Now if a request to generate a PDF times out on the client (GAE) side the server still finishes PDF generation and caches the result. The Client using task ques wil shortly retry to generate the PDF and this time we hit the cache and can serve the reply well under 10 seconds.

We currently run the two pyJasper instances on Amazon EC2 behind an “Elastic Load Balancer”. This model served us very well and is very simple to operate. We use huTools.pyjasper to access the Service.

Printing

The next and harder issue is how to “print from a webapplication” - which seems to be a troublesome issue fot a lot of developers. We are talking about thousands of documents per day so obviously we need a fully automated solution.

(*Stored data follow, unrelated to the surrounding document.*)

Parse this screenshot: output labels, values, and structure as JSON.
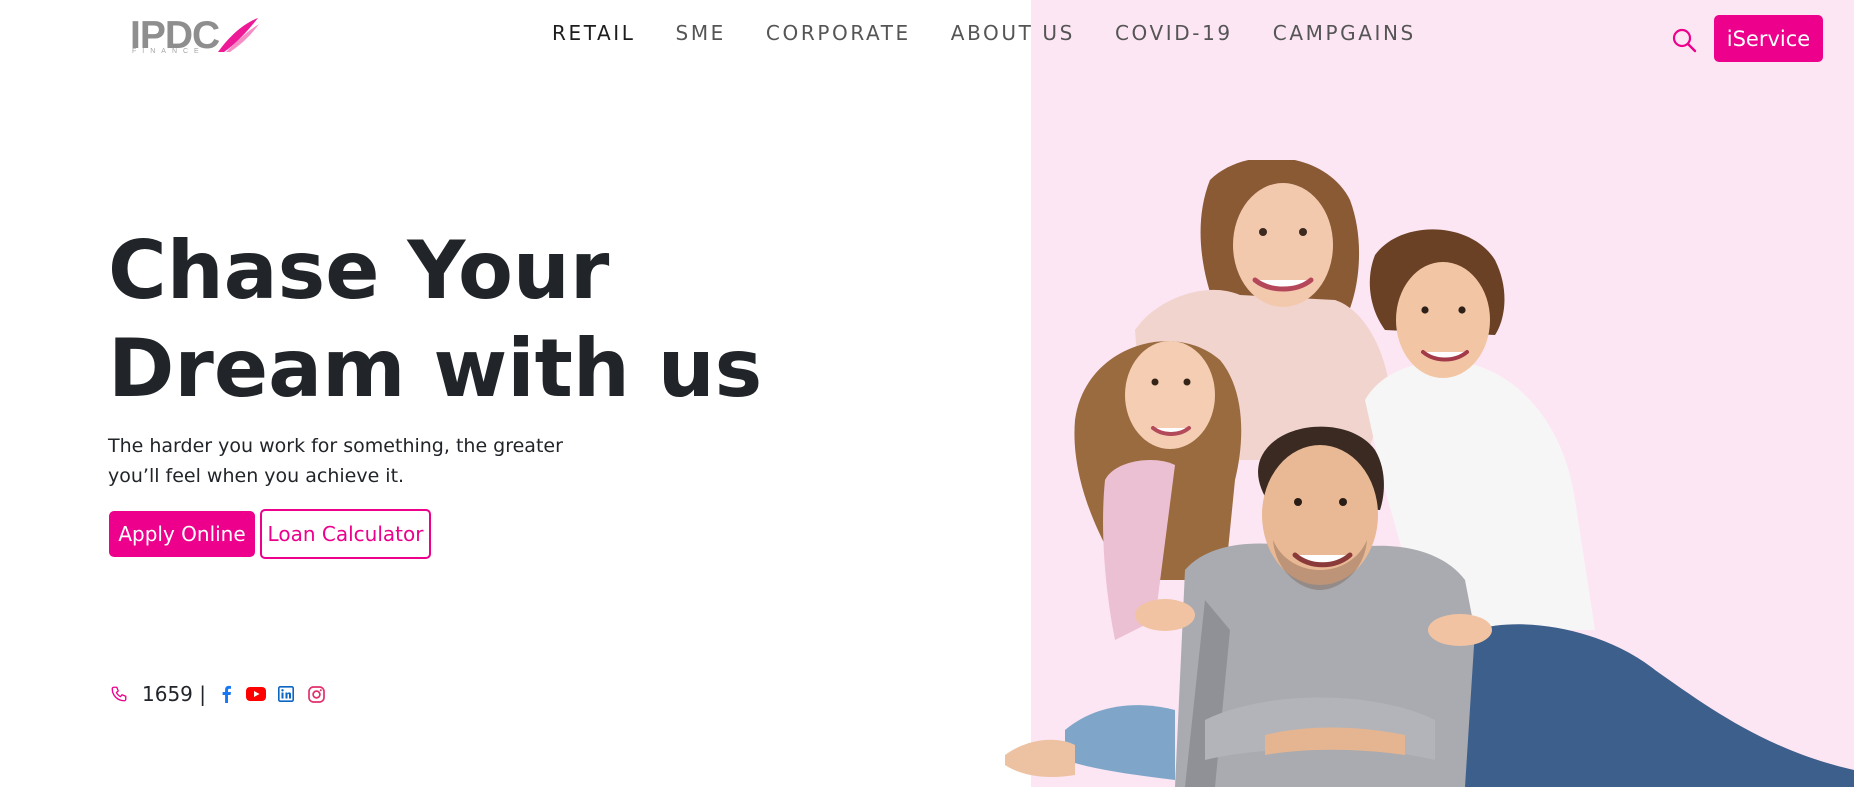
{
  "header": {
    "logo_text": "IPDC",
    "logo_subtext": "FINANCE",
    "nav": [
      {
        "label": "RETAIL",
        "active": true
      },
      {
        "label": "SME"
      },
      {
        "label": "CORPORATE"
      },
      {
        "label": "ABOUT US"
      },
      {
        "label": "COVID-19"
      },
      {
        "label": "CAMPGAINS"
      }
    ],
    "search_icon": "search-icon",
    "iservice_label": "iService"
  },
  "hero": {
    "headline_line1": "Chase Your",
    "headline_line2": "Dream with us",
    "subtext_line1": "The harder you work for something, the greater",
    "subtext_line2": "you’ll feel when you achieve it.",
    "apply_label": "Apply Online",
    "calculator_label": "Loan Calculator"
  },
  "contact": {
    "phone": "1659 |",
    "socials": [
      "facebook-icon",
      "youtube-icon",
      "linkedin-icon",
      "instagram-icon"
    ]
  },
  "colors": {
    "brand": "#ec008c",
    "hero_bg": "#fde6f3",
    "text": "#212529"
  }
}
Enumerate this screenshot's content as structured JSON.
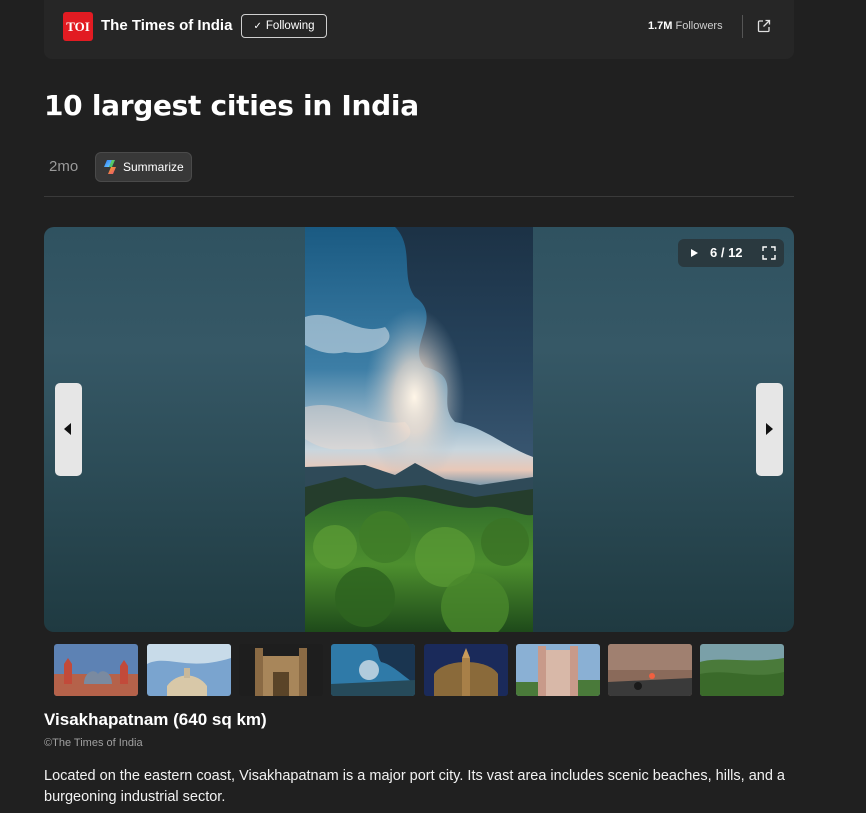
{
  "publisher": {
    "logo_text": "TOI",
    "name": "The Times of India",
    "follow_label": "Following",
    "followers_count": "1.7M",
    "followers_label": "Followers"
  },
  "article": {
    "title": "10 largest cities in India",
    "age": "2mo",
    "summarize_label": "Summarize"
  },
  "slideshow": {
    "counter": "6 / 12",
    "current_index": 6,
    "total": 12
  },
  "caption": {
    "title": "Visakhapatnam (640 sq km)",
    "credit": "©The Times of India",
    "body": "Located on the eastern coast, Visakhapatnam is a major port city. Its vast area includes scenic beaches, hills, and a burgeoning industrial sector."
  },
  "colors": {
    "background": "#202020",
    "toi_red": "#e21b22"
  }
}
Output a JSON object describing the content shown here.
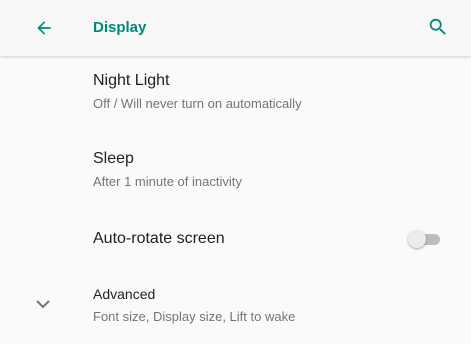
{
  "toolbar": {
    "title": "Display",
    "back_icon": "arrow-back-icon",
    "search_icon": "search-icon"
  },
  "items": [
    {
      "title": "Night Light",
      "summary": "Off / Will never turn on automatically"
    },
    {
      "title": "Sleep",
      "summary": "After 1 minute of inactivity"
    },
    {
      "title": "Auto-rotate screen",
      "toggle_on": false
    },
    {
      "title": "Advanced",
      "summary": "Font size, Display size, Lift to wake",
      "icon": "chevron-down-icon"
    }
  ],
  "colors": {
    "accent": "#00897b",
    "title_text": "#212121",
    "summary_text": "#757575"
  }
}
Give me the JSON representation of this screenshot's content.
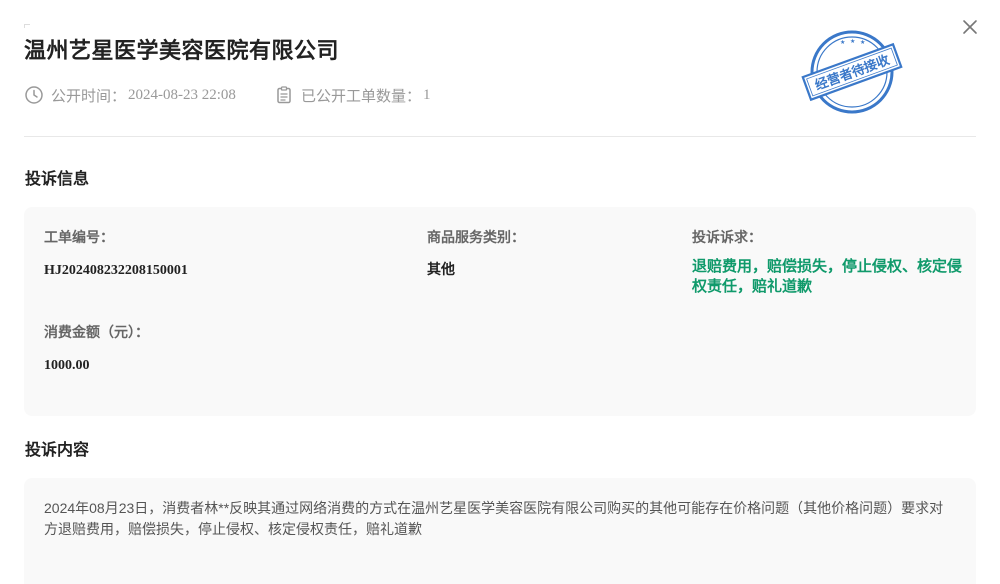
{
  "dialog": {
    "title": "温州艺星医学美容医院有限公司",
    "publish_time_label": "公开时间：",
    "publish_time": "2024-08-23 22:08",
    "tickets_label": "已公开工单数量：",
    "tickets_count": "1",
    "stamp_text": "经营者待接收",
    "stamp_color": "#3a78c9"
  },
  "complaint_info": {
    "heading": "投诉信息",
    "ticket_no_label": "工单编号：",
    "ticket_no": "HJ2024082322081500​01",
    "category_label": "商品服务类别：",
    "category": "其他",
    "demand_label": "投诉诉求：",
    "demand": "退赔费用，赔偿损失，停止侵权、核定侵权责任，赔礼道歉",
    "demand_color": "#109a6b",
    "amount_label": "消费金额（元）：",
    "amount": "1000.00"
  },
  "complaint_content": {
    "heading": "投诉内容",
    "text": "2024年08月23日，消费者林**反映其通过网络消费的方式在温州艺星医学美容医院有限公司购买的其他可能存在价格问题（其他价格问题）要求对方退赔费用，赔偿损失，停止侵权、核定侵权责任，赔礼道歉"
  },
  "icons": [
    "close-icon",
    "clock-icon",
    "clipboard-icon",
    "stamp-seal-icon"
  ]
}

We also talking about a diverse set of warehouses, dynamic IPs and often very unsophisticated internet access so “tunnel IPP on a high port to a local CUPS server” is a valid but unhelpful answer.

At the point in time we had to solve this there was a lot of talk about Google Cloud Print, Apple Air Print and HP ePrint but the first two where not ready for use and the third seemd to be only implemented in consumer grade printers. Also a big issue for us was QOS. At least for Coud Print and ePrint Delivery Speed (“time to print”) is determined by the infrastructure providers and we can’t accept tatencies higher than half a minute. Nobody was willing to guarantee that.

So it seemed we had to pull from the client side. It would be preferrable th have a “Print Server” Application from a Web Page but “Silent Printing” from within a Webpage is considered a security problem (for good reasons) and it is very hard to get arround that (see stackoverflow for an overview).

After spending o much time in hunting for a “modern” solution we decided to build native clients. We specified a simple HTTP-based protocol named Frugal Message Trasfer Protocol (FMTP) and creaded a simple MS Windows GUI client, enabling warehouse staff to choose the printer, give an FMTP-Server url to poll and then run unattended. There is also a much simpler commandline client.

That’s basically the whole setup. Call out th EC2/Java to generte PDFs. Queue them and have a specialized client pull for them anf print them. Works like a charm.